Companies spent the equivalent of around US$15 billion extra a week on technology to enable safe and secure home working during COVID-19, reveals the 2020 Harvey Nash/KPMG CIO Survey. This was one of the biggest surges in technology investment in history – with the world’s IT leaders spending more than their annual budget rise2 in just three months, as the global crisis hit, and lockdowns began to be enforced.

The largest technology leadership survey in the world of over 4,200 IT leaders, analyzing responses from organizations with a combined technology spend of over US$250 billion, also found that security and privacy is the top investment during COVID-19, and cyber security (35%) is now the most “in demand” technology skill in the world. This is the first time a security related skill has topped the list of global technology skills shortages for over a decade. 

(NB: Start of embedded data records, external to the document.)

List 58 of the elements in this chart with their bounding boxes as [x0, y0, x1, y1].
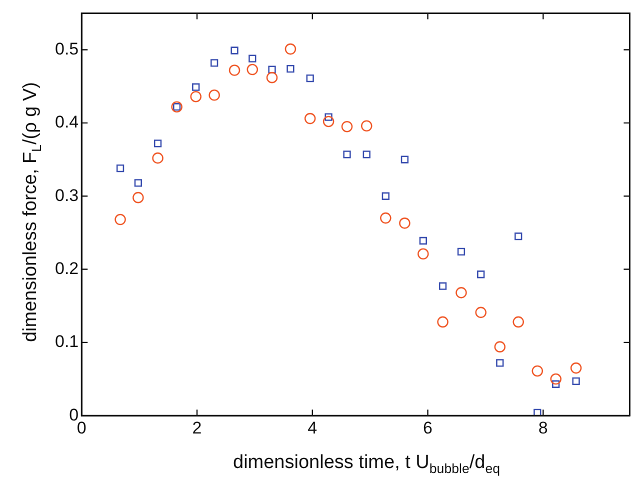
point [322, 116, 334, 128]
point [286, 64, 294, 73]
point [570, 362, 582, 374]
point [362, 150, 370, 158]
point [475, 306, 487, 318]
point [572, 377, 580, 386]
point [400, 156, 409, 164]
point [437, 316, 448, 328]
point [134, 179, 142, 187]
point [306, 74, 314, 82]
x-tick-label: 2 [192, 418, 202, 438]
point [341, 120, 353, 132]
y-tick-label: 0 [69, 405, 79, 424]
point [550, 373, 562, 385]
point [343, 150, 351, 158]
y-tick-label: 0.5 [54, 39, 79, 58]
y-tick-label: 0.1 [54, 332, 79, 352]
point [228, 64, 240, 76]
point [152, 152, 164, 164]
point [284, 43, 296, 55]
point [210, 59, 218, 67]
point [477, 270, 485, 278]
y-tick-label: 0.2 [54, 258, 79, 278]
point [494, 341, 506, 352]
point [230, 46, 238, 54]
point [380, 212, 392, 224]
point [208, 89, 220, 101]
y-tick-label: 0.3 [54, 186, 79, 205]
x-tick-label: 6 [423, 418, 433, 438]
point [496, 359, 504, 367]
point [514, 232, 522, 240]
point [382, 192, 390, 200]
y-tick-label: 0.4 [54, 112, 79, 132]
point [190, 90, 202, 102]
point [512, 316, 524, 328]
point [456, 287, 467, 298]
point [266, 72, 278, 84]
point [324, 113, 332, 121]
point [116, 164, 124, 172]
point [552, 380, 560, 388]
point [154, 140, 162, 148]
point [418, 248, 429, 260]
point [268, 66, 276, 74]
x-tick-label: 8 [538, 418, 548, 438]
point [457, 248, 466, 256]
point [114, 214, 126, 226]
point [438, 282, 447, 290]
point [132, 192, 144, 204]
point [360, 120, 372, 132]
point [192, 83, 200, 91]
point [399, 218, 410, 229]
point [532, 365, 544, 377]
point [419, 236, 427, 245]
point [304, 112, 316, 124]
point [248, 54, 256, 62]
point [246, 64, 258, 76]
x-tick-label: 4 [308, 418, 318, 438]
x-axis-title: dimensionless time, t U$_{bubble}$/d$_{eq}$ [232, 452, 501, 476]
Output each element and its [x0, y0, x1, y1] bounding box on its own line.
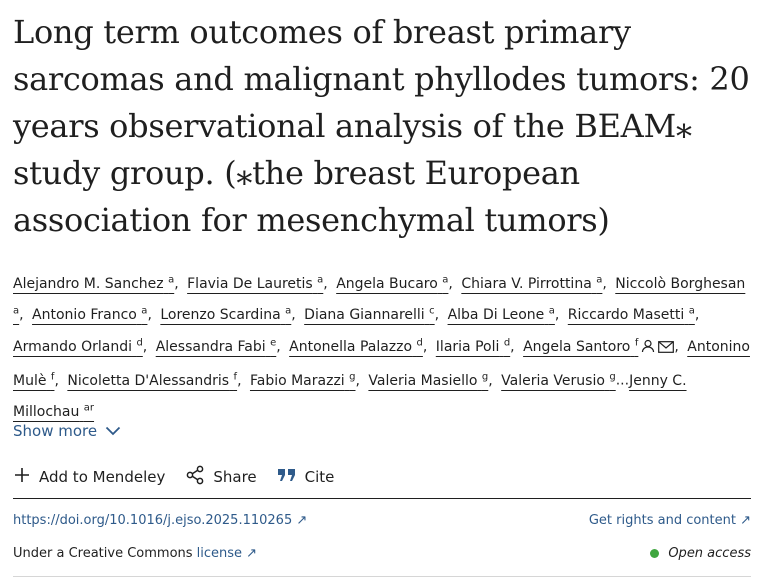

Four in 10 IT leaders report that their company has experienced more cyber attacks, with more than three quarters of these attacks from phishing (83%) and almost two thirds from malware (62%), suggesting that the massive move to home working has increased exposure from employees.

Although technology spend has risen dramatically during the pandemic, the survey found that technology budgets will be under more strain over the year ahead. Prior to COVID-19, over half (51%) of IT leaders expected a budget rise in the next 12 months, but during the pandemic this number declined to 43%. This still represents a net increase in budgets and remains almost twice as high as IT spend in 2009 – in the wake of the 2008 Global Financial Crisis.

Other key findings from the world’s largest technology survey include:

  • Digital companies pull away – Digital Leaders3 were more likely than non-digital leaders to make additional technology investments as a result of COVID-19 – with 50% more organizations that are ‘very’ or ‘extremely effective’ at using digital technologies spending an additional 21-50%. These investments focused on large-scale implementations of Distributed Cloud (42%) and SaaS (34%). The crisis has served to emphasize a growing divide between organizations driving their strategy through technology, and those that aren’t.
  • Concerns over mental health – 8 in 10 IT leaders during COVID-19 are concerned about the mental health of their teams, which has resulted in 6 in 10 IT leaders (58%) putting programs in place to support their staff.
  • Cloud investment up – Investment in security and privacy is the most important technology investment during COVID-19 (47%), and investment in infrastructure/cloud is the third most important, with the number of IT leaders actively considering Distributed Cloud nearly doubling in just 12 months (from 11% to 21%).
  • kills shortages – Prior to COVID-19, 2020 skills shortages remained close to an all-time high. Subsequently, shortages in tech talent have remained high, only marginally dropping compared to the 2008 Global Financial Crisis. In addition to cyber security skills (35%), the next three most scarce technology skills are organizational change management (27%), enterprise architecture (23%) and technical architecture and advanced analytics both at 22%.